At least 10 shows each year attract visitors to the gallery from near and far, and there’s always some kind of class scheduled, Gunn says. The popular Gourd Patch Festival on Sept. 21 began 15 years ago and continues to be one of the most popular draws. This is the first year for the Demonstrations Fair on July 4, but Gunn expects it will attract many visitors. It allows artists to display various skills like painting, pottery, knitting and stained glass.

Quilted dolls and other items are one display at the Ice House Gallery.

The art of quilting

Roxanne Ferguson wasn’t crazy about sewing when she was younger, but she could stitch a ripped seam or hem a skirt.

Now, Ferguson, a retired biology teacher from Graves County High School, gets excited with just the mention of sewing if she’s talking about creating art quilts. A textile artist from Mayfield, she displays her creations at the Ice House Gallery. Her work has appeared in national magazines, and she has received invitations to participate in several major juried shows around the country. She teaches quilting across Kentucky, the state she now calls home.

Ferguson was born in Chicago but lived many places growing up. After college, many of the young men she knew were going to war as a result of the draft. “So I joined the Peace Corps,” she says. Her assignment brought her to western Kentucky to help teachers set up educational programs. Before her time in western Kentucky concluded, she married a man from Clinton. “I loved it here, so I just stayed,” she says. She worked 28 years for Graves County High School and Mid-Continent University before retiring.

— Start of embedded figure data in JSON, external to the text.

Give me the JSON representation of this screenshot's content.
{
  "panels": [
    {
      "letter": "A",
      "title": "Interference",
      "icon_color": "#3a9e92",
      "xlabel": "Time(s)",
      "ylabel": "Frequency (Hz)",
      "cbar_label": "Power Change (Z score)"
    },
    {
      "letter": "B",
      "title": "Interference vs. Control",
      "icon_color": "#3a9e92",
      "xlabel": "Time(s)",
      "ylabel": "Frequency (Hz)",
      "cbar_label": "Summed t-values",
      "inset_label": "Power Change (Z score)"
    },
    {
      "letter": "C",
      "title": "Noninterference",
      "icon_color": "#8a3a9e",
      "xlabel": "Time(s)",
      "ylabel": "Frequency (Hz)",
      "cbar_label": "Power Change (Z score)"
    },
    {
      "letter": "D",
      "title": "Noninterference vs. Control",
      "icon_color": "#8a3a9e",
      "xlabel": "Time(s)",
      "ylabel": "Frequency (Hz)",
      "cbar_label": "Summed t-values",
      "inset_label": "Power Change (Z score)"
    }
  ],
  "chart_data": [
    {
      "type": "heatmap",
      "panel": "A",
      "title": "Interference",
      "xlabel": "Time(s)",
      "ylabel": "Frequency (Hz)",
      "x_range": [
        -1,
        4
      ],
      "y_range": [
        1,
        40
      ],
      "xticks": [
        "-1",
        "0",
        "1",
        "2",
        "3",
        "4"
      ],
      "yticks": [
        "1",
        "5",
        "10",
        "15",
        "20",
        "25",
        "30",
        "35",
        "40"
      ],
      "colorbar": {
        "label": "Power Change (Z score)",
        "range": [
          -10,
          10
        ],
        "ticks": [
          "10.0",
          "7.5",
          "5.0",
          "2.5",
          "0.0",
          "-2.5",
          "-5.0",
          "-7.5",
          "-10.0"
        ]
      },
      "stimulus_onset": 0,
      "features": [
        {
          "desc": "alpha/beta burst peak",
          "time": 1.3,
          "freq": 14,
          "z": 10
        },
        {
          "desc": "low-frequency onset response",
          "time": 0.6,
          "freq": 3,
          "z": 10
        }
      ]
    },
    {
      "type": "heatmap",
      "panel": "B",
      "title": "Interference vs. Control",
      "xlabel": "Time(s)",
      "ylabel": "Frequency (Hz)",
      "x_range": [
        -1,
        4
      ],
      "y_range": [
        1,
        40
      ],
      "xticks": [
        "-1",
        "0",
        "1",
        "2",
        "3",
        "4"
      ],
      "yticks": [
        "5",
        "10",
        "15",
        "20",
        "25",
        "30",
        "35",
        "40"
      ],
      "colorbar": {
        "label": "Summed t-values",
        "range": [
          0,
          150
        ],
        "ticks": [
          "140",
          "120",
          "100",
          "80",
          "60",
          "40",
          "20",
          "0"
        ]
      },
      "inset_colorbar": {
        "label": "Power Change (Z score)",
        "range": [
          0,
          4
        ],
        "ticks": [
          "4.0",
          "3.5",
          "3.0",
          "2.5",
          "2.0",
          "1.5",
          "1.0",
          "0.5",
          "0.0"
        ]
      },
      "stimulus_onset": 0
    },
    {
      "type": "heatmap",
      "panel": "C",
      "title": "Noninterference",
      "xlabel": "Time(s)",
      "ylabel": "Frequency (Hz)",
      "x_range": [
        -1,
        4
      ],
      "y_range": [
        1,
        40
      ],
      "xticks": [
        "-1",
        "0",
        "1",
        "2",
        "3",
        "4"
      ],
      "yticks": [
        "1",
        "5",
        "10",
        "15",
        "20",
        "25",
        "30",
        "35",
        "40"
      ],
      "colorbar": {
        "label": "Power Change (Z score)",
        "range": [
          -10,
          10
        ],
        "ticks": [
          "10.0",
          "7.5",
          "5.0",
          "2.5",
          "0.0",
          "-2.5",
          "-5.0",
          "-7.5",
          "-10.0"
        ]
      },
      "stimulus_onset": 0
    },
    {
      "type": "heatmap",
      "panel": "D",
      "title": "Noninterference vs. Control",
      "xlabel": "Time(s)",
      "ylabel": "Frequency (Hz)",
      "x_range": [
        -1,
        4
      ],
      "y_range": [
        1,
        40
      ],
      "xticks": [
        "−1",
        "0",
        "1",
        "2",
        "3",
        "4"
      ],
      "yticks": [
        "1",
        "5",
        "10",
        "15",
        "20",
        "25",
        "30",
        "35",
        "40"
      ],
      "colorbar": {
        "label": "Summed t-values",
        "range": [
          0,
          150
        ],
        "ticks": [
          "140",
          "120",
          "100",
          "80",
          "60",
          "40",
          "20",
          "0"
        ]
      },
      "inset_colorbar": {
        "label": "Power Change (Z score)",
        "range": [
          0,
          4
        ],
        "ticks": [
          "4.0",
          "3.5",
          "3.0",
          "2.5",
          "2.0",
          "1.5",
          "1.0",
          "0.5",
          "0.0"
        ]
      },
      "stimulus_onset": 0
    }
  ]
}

Roxanne Ferguson is proud of her creation, Birds & Blooms, which is hanging in the Ice House Gallery.

BEAUTIFUL CREATIONS

The art quilts first got Ferguson’s attention at the Kentucky Heritage Quilting Society, and she joined the group. “That’s when I got excited,” she says. With the techniques she learned, she created pieces of art. “These are not intended to be bed quilts to keep you warm,” she says. “They’re intended to be small and hang on a wall.” Some of the quilts are 8 feet by 8 feet, and she makes some as small as a postcard. “I really enjoy sending someone art in the mail,” she says.

Quilting basics are the same, no matter the size or style of the finished product. There’s cloth on the top and bottom layers with batting in between. The top piece, though, is more than pieces of material sewn together to create squares.

The quilts feature unique materials like velvet, cheesecloth and silks and embellishments like beadwork and embroidery. There are also found items like coins or seashells. Ferguson loves working with wool. “It’s so soft, but it doesn’t ravel,” she says. “If you cut it, the material doesn’t fall apart.”

She sometimes uses paints, colored pencils or charcoal. Some types of paint have the appearance of leather, giving the quilts even more definition. Creating quilt art makes each piece unique. “It’s not your grandmother’s patterns of squares and rectangles,” she says. “I finally get the chance to create something beautiful and not just follow the rules.”

From left, Nanc Gunn and Roxanne Ferguson talk about the pieces on display in the quilt exhibit.